Yes, the U.S. has observed a one-China policy since 1979, when Washington switched its official recognition of “China” from Taipei to Beijing. Yes, the U.S. does not officially recognize Taiwan as an independent state, even though it definitely is. In fact, even the U.S. State Department acknowledges a “robust” relationship with Taiwan, which lists the United States as its second-largest trade partner.

But no, this is not Trump’s fault. This is the Obama administration‘s fault, because it has shown nothing but abject weakness in the face of a rising China and deference to the increasingly aggressive nature of Beijing’s posture throughout Asia–so much so that long-time, traditional U.S. allies are beginning to abandon Washington and defer to Beijing.
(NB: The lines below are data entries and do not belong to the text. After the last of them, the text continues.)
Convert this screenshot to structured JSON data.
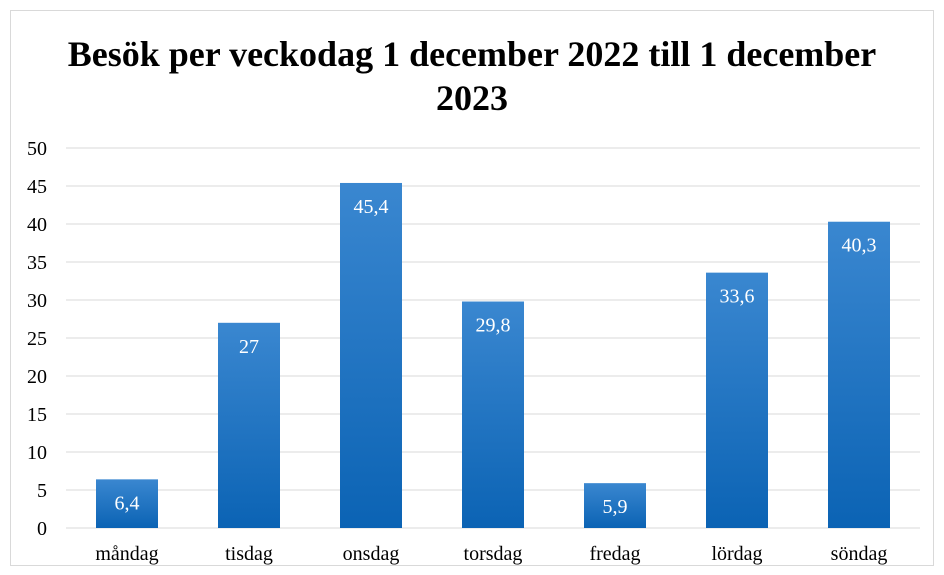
{
  "chart_data": {
    "type": "bar",
    "title": "Besök per veckodag 1 december 2022 till 1 december 2023",
    "xlabel": "",
    "ylabel": "",
    "categories": [
      "måndag",
      "tisdag",
      "onsdag",
      "torsdag",
      "fredag",
      "lördag",
      "söndag"
    ],
    "values": [
      6.4,
      27,
      45.4,
      29.8,
      5.9,
      33.6,
      40.3
    ],
    "data_labels": [
      "6,4",
      "27",
      "45,4",
      "29,8",
      "5,9",
      "33,6",
      "40,3"
    ],
    "ylim": [
      0,
      50
    ],
    "yticks": [
      "0",
      "5",
      "10",
      "15",
      "20",
      "25",
      "30",
      "35",
      "40",
      "45",
      "50"
    ],
    "grid": true,
    "legend": "none",
    "colors": {
      "bar_top": "#3a87d0",
      "bar_bottom": "#0b63b4",
      "grid": "#d9d9d9",
      "data_label": "#ffffff"
    }
  }
}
For the past eight years President Obama has sat idly by while China hacked U.S. systems, built fake islands (then militarized them), and dictated economic and trade terms to us and the rest of the world. It’s no wonder long-time allies like the Philippines are cozying up to the Chinese; they favor alliances with strong partners who are willing to stand with them in defense of their national interests, not weak ones who show no desire to confront aggression when they see it on their own doorstep.

The mainstream media and Left-wing academia in the world of foreign policy are going to spend the next four-to-eight years blaming Trump for everything that goes wrong in the world–and some of that blame likely will be appropriate. But to lay this drone incident at Trump’s feet is simply disingenuous and highly partisan.

For these kinds of incidents to cease, it will take a major reassertion of U.S. strength and commitment to Asia and our allies in the region. The Trump administration will have to make it crystal clear from the outset that the new president is in no mood to continue with the policies of pacifism in the face of growing aggression. China must know that any future acts of aggression–against U.S. assets or U.S. allies–will be met head-on with U.S. resolve.

And frankly, based on the hawkish, no-nonsense national security and foreign policy team Trump is assembling, he is making it plain that future aggression by China and other adversaries will be neither ignored or tolerated.

This isn’t about “warmongering,” it is about asserting and defending U.S. national interests in the same way any great power does. China is rising, there is no question about this. But its rise should not come at the expense of a loss of U.S. power and prestige.

The Obama administration has left a foreign policy mess–the Middle East afire, the most tension with Russia since the Cold War, and a China that thinks it can bully its way into dominance in Asia. Trump and his incoming administration will have to clean things up and set things right, but it’s pure partisan hackery to pin the blame for any of that on him.